Por volta do século III a.C. surgia o primeiro tratado filosófico dedicado exclusivamente ao Yoga: o Yoga-Sutra. Seus 195 sutras, ou aforismos, foram compilados por Patañjali - sábio yogi indiano que, segundo algumas passagens, era também médico e gramático renomado. Há sobre ele uma espécie de invocação que diz: 

"Inclino-me perante o mais nobre dos sábios, Patañjali, que trouxe a serenidade da mente, com sua obra sobre o yoga, clareza no falar, com sua obra gramatical, e pureza do corpo, com sua obra médica."

Os aforismos do Yoga-Sutra estão distribuídos em quatro capítulos intitulados pela ordem: Samadhi-Pada (51 aforismos), Sadhana-Pada (55 aforismos), Vibhuti-Pada (55 aforismos) e Kaivalya-Pada (34 aforismos). 

Algumas edições têm 196 sutras - fato este que não altera o sentido da obra de Patañjali.

Desde seu surgimento, o Yoga-Sutra se constituiu como um texto dedicado especialmente ao Yoga, servindo como base para os estudos mais recentes e como um precioso manual de orientações para todos aqueles que praticam e pesquisam esta tradição de maneira séria e autêntica.

As causas do sofrimento

Nesse tratado, Patañjali escreve que:

"Tudo é sofrimento para o sábio."

Embora, como bem constatou Mircea Eliade:

"Mas Patañjali não é nem o primeiro nem o último a constatar esse sofrimento universal. Bem antes dele, o Buda proclamara: ‘Tudo é dor, tudo é efêmero’. Está aí o motivo principal de toda a especulação indiana pós-upanixádica.

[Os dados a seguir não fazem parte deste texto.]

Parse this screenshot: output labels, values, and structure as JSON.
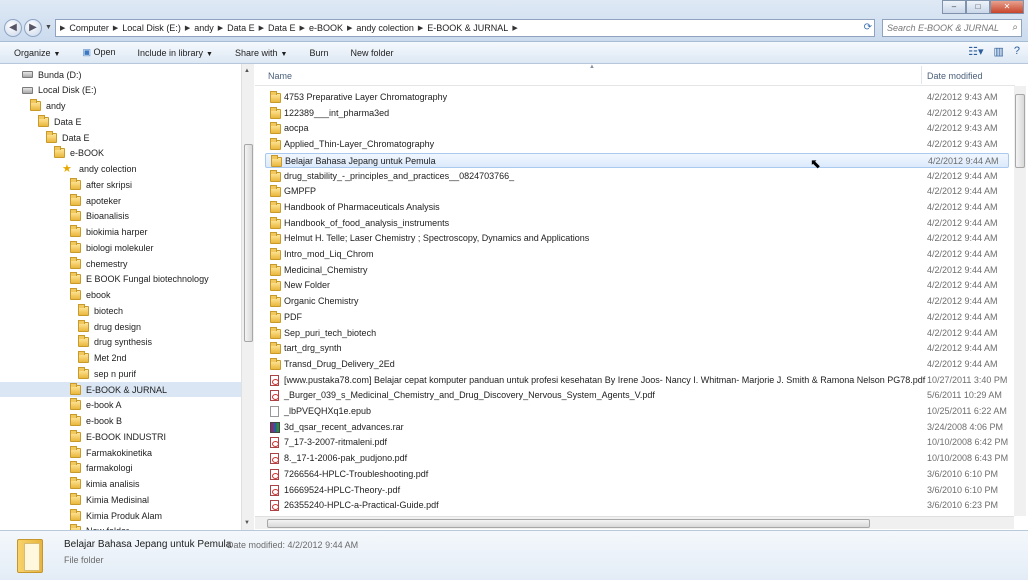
{
  "window": {
    "controls": [
      "–",
      "□",
      "✕"
    ]
  },
  "address": {
    "crumbs": [
      "Computer",
      "Local Disk (E:)",
      "andy",
      "Data E",
      "Data E",
      "e-BOOK",
      "andy colection",
      "E-BOOK & JURNAL"
    ],
    "search_placeholder": "Search E-BOOK & JURNAL"
  },
  "toolbar": {
    "organize": "Organize",
    "open": "Open",
    "include_in_library": "Include in library",
    "share_with": "Share with",
    "burn": "Burn",
    "new_folder": "New folder"
  },
  "tree": [
    {
      "label": "Bunda (D:)",
      "indent": 0,
      "icon": "drive"
    },
    {
      "label": "Local Disk (E:)",
      "indent": 0,
      "icon": "drive"
    },
    {
      "label": "andy",
      "indent": 1,
      "icon": "folder"
    },
    {
      "label": "Data E",
      "indent": 2,
      "icon": "folder"
    },
    {
      "label": "Data E",
      "indent": 3,
      "icon": "folder"
    },
    {
      "label": "e-BOOK",
      "indent": 4,
      "icon": "folder"
    },
    {
      "label": "andy colection",
      "indent": 5,
      "icon": "star"
    },
    {
      "label": "after skripsi",
      "indent": 6,
      "icon": "folder"
    },
    {
      "label": "apoteker",
      "indent": 6,
      "icon": "folder"
    },
    {
      "label": "Bioanalisis",
      "indent": 6,
      "icon": "folder"
    },
    {
      "label": "biokimia harper",
      "indent": 6,
      "icon": "folder"
    },
    {
      "label": "biologi molekuler",
      "indent": 6,
      "icon": "folder"
    },
    {
      "label": "chemestry",
      "indent": 6,
      "icon": "folder"
    },
    {
      "label": "E BOOK Fungal biotechnology",
      "indent": 6,
      "icon": "folder"
    },
    {
      "label": "ebook",
      "indent": 6,
      "icon": "folder"
    },
    {
      "label": "biotech",
      "indent": 7,
      "icon": "folder"
    },
    {
      "label": "drug design",
      "indent": 7,
      "icon": "folder"
    },
    {
      "label": "drug synthesis",
      "indent": 7,
      "icon": "folder"
    },
    {
      "label": "Met 2nd",
      "indent": 7,
      "icon": "folder"
    },
    {
      "label": "sep n purif",
      "indent": 7,
      "icon": "folder"
    },
    {
      "label": "E-BOOK & JURNAL",
      "indent": 6,
      "icon": "folder",
      "selected": true
    },
    {
      "label": "e-book A",
      "indent": 6,
      "icon": "folder"
    },
    {
      "label": "e-book B",
      "indent": 6,
      "icon": "folder"
    },
    {
      "label": "E-BOOK INDUSTRI",
      "indent": 6,
      "icon": "folder"
    },
    {
      "label": "Farmakokinetika",
      "indent": 6,
      "icon": "folder"
    },
    {
      "label": "farmakologi",
      "indent": 6,
      "icon": "folder"
    },
    {
      "label": "kimia analisis",
      "indent": 6,
      "icon": "folder"
    },
    {
      "label": "Kimia Medisinal",
      "indent": 6,
      "icon": "folder"
    },
    {
      "label": "Kimia Produk Alam",
      "indent": 6,
      "icon": "folder"
    },
    {
      "label": "New folder",
      "indent": 6,
      "icon": "folder"
    }
  ],
  "columns": {
    "name": "Name",
    "date": "Date modified"
  },
  "files": [
    {
      "name": "4753 Preparative Layer Chromatography",
      "date": "4/2/2012 9:43 AM",
      "icon": "folder"
    },
    {
      "name": "122389___int_pharma3ed",
      "date": "4/2/2012 9:43 AM",
      "icon": "folder"
    },
    {
      "name": "aocpa",
      "date": "4/2/2012 9:43 AM",
      "icon": "folder"
    },
    {
      "name": "Applied_Thin-Layer_Chromatography",
      "date": "4/2/2012 9:43 AM",
      "icon": "folder"
    },
    {
      "name": "Belajar Bahasa Jepang untuk Pemula",
      "date": "4/2/2012 9:44 AM",
      "icon": "folder",
      "hover": true
    },
    {
      "name": "drug_stability_-_principles_and_practices__0824703766_",
      "date": "4/2/2012 9:44 AM",
      "icon": "folder"
    },
    {
      "name": "GMPFP",
      "date": "4/2/2012 9:44 AM",
      "icon": "folder"
    },
    {
      "name": "Handbook of Pharmaceuticals Analysis",
      "date": "4/2/2012 9:44 AM",
      "icon": "folder"
    },
    {
      "name": "Handbook_of_food_analysis_instruments",
      "date": "4/2/2012 9:44 AM",
      "icon": "folder"
    },
    {
      "name": "Helmut H. Telle;  Laser Chemistry ; Spectroscopy, Dynamics and Applications",
      "date": "4/2/2012 9:44 AM",
      "icon": "folder"
    },
    {
      "name": "Intro_mod_Liq_Chrom",
      "date": "4/2/2012 9:44 AM",
      "icon": "folder"
    },
    {
      "name": "Medicinal_Chemistry",
      "date": "4/2/2012 9:44 AM",
      "icon": "folder"
    },
    {
      "name": "New Folder",
      "date": "4/2/2012 9:44 AM",
      "icon": "folder"
    },
    {
      "name": "Organic Chemistry",
      "date": "4/2/2012 9:44 AM",
      "icon": "folder"
    },
    {
      "name": "PDF",
      "date": "4/2/2012 9:44 AM",
      "icon": "folder"
    },
    {
      "name": "Sep_puri_tech_biotech",
      "date": "4/2/2012 9:44 AM",
      "icon": "folder"
    },
    {
      "name": "tart_drg_synth",
      "date": "4/2/2012 9:44 AM",
      "icon": "folder"
    },
    {
      "name": "Transd_Drug_Delivery_2Ed",
      "date": "4/2/2012 9:44 AM",
      "icon": "folder"
    },
    {
      "name": "[www.pustaka78.com] Belajar cepat komputer panduan untuk profesi kesehatan By Irene Joos- Nancy I. Whitman- Marjorie J. Smith & Ramona Nelson PG78.pdf",
      "date": "10/27/2011 3:40 PM",
      "icon": "pdf"
    },
    {
      "name": "_Burger_039_s_Medicinal_Chemistry_and_Drug_Discovery_Nervous_System_Agents_V.pdf",
      "date": "5/6/2011 10:29 AM",
      "icon": "pdf"
    },
    {
      "name": "_lbPVEQHXq1e.epub",
      "date": "10/25/2011 6:22 AM",
      "icon": "epub"
    },
    {
      "name": "3d_qsar_recent_advances.rar",
      "date": "3/24/2008 4:06 PM",
      "icon": "rar"
    },
    {
      "name": "7_17-3-2007-ritmaleni.pdf",
      "date": "10/10/2008 6:42 PM",
      "icon": "pdf"
    },
    {
      "name": "8._17-1-2006-pak_pudjono.pdf",
      "date": "10/10/2008 6:43 PM",
      "icon": "pdf"
    },
    {
      "name": "7266564-HPLC-Troubleshooting.pdf",
      "date": "3/6/2010 6:10 PM",
      "icon": "pdf"
    },
    {
      "name": "16669524-HPLC-Theory-.pdf",
      "date": "3/6/2010 6:10 PM",
      "icon": "pdf"
    },
    {
      "name": "26355240-HPLC-a-Practical-Guide.pdf",
      "date": "3/6/2010 6:23 PM",
      "icon": "pdf"
    }
  ],
  "details": {
    "name": "Belajar Bahasa Jepang untuk Pemula",
    "modified_label": "Date modified: 4/2/2012 9:44 AM",
    "type": "File folder"
  }
}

As técnicas soteriológicas, assim como as doutrinas metafísicas, acham sua razão de ser nesse sofrimento universal, pois não possuem valor senão na medida em que libertam o homem da ‘dor’. A experiência humana, de qualquer natureza que seja, engendra sofrimento."

Em termos gerais, a base que fundamenta a Filosofia Yoga descrita por Patañjali é a de que todo sofrimento humano advém da falta de conhecimento que temos de nossa natureza primordial. Isso equivale a dizer que somos "ignorantes" quanto à nossa verdadeira essência. Essa "ignorância" nada tem a ver com a falta de conhecimento intelectual. Não era a esse conceito que se referia Patañjali.

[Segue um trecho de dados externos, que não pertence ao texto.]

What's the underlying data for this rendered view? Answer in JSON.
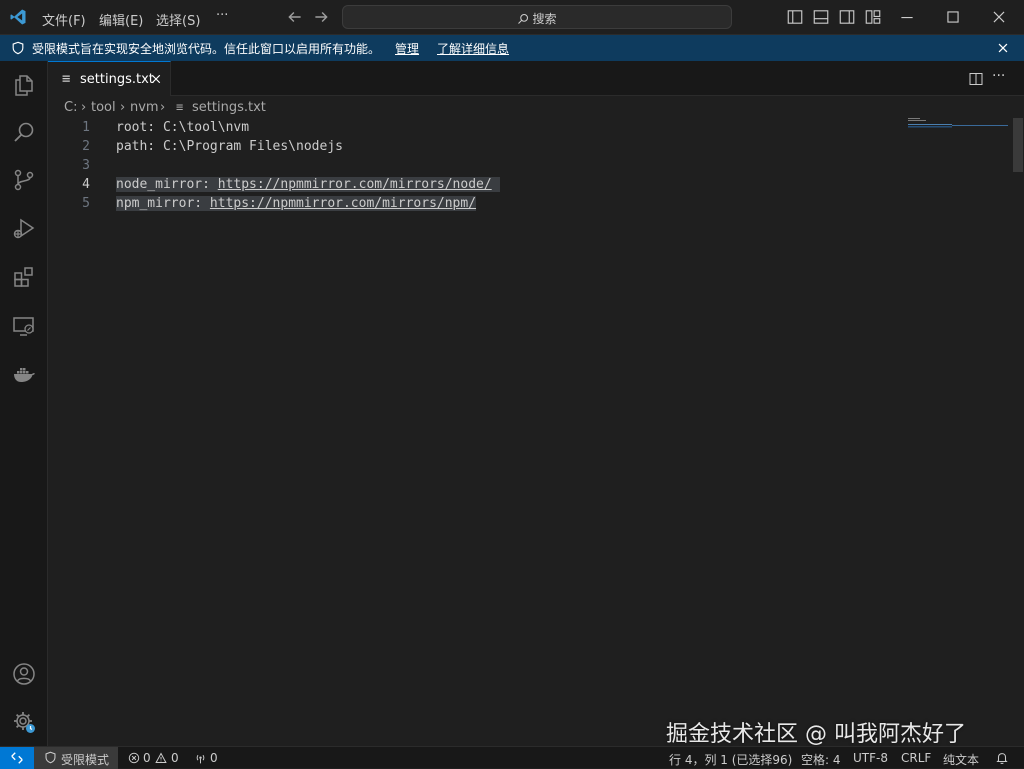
{
  "colors": {
    "accent": "#0078d4",
    "banner_bg": "#0e3b5e",
    "editor_bg": "#1f1f1f",
    "selection": "#3a3d41"
  },
  "titlebar": {
    "menu": [
      "文件(F)",
      "编辑(E)",
      "选择(S)",
      "···"
    ],
    "search_placeholder": "搜索",
    "icons": [
      "vscode-logo-icon",
      "back-arrow-icon",
      "forward-arrow-icon",
      "toggle-primary-sidebar-icon",
      "toggle-panel-icon",
      "toggle-secondary-sidebar-icon",
      "customize-layout-icon",
      "minimize-icon",
      "maximize-icon",
      "close-icon"
    ]
  },
  "banner": {
    "message": "受限模式旨在实现安全地浏览代码。信任此窗口以启用所有功能。",
    "manage_link": "管理",
    "learn_more_link": "了解详细信息"
  },
  "activitybar": {
    "items": [
      "explorer-icon",
      "search-icon",
      "source-control-icon",
      "run-debug-icon",
      "extensions-icon",
      "remote-explorer-icon",
      "docker-icon"
    ],
    "bottom": [
      "account-icon",
      "manage-gear-icon"
    ]
  },
  "tab": {
    "label": "settings.txt",
    "icon": "text-file-icon"
  },
  "breadcrumb": {
    "parts": [
      "C:",
      "tool",
      "nvm",
      "settings.txt"
    ]
  },
  "editor": {
    "lines": [
      {
        "num": "1",
        "text": "root: C:\\tool\\nvm"
      },
      {
        "num": "2",
        "text": "path: C:\\Program Files\\nodejs"
      },
      {
        "num": "3",
        "text": ""
      },
      {
        "num": "4",
        "key": "node_mirror: ",
        "url": "https://npmmirror.com/mirrors/node/"
      },
      {
        "num": "5",
        "key": "npm_mirror: ",
        "url": "https://npmmirror.com/mirrors/npm/"
      }
    ],
    "active_line": "4"
  },
  "statusbar": {
    "restricted_mode": "受限模式",
    "errors": "0",
    "warnings": "0",
    "ports": "0",
    "position": "行 4，列 1 (已选择96)",
    "spaces": "空格: 4",
    "encoding": "UTF-8",
    "eol": "CRLF",
    "language": "纯文本"
  },
  "watermark": "掘金技术社区 @ 叫我阿杰好了"
}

Esse tipo especial de ignorância, ao qual verdadeiramente se refere Patañjali, é chamado de Avidya e é considerada a causa matriz de todo o sofrimento humano, pois: não nos lembramos quem somos de fato e, portanto, sofremos.

Esse esquecimento cósmico mascara a verdadeira natureza humana, que é ser feliz. 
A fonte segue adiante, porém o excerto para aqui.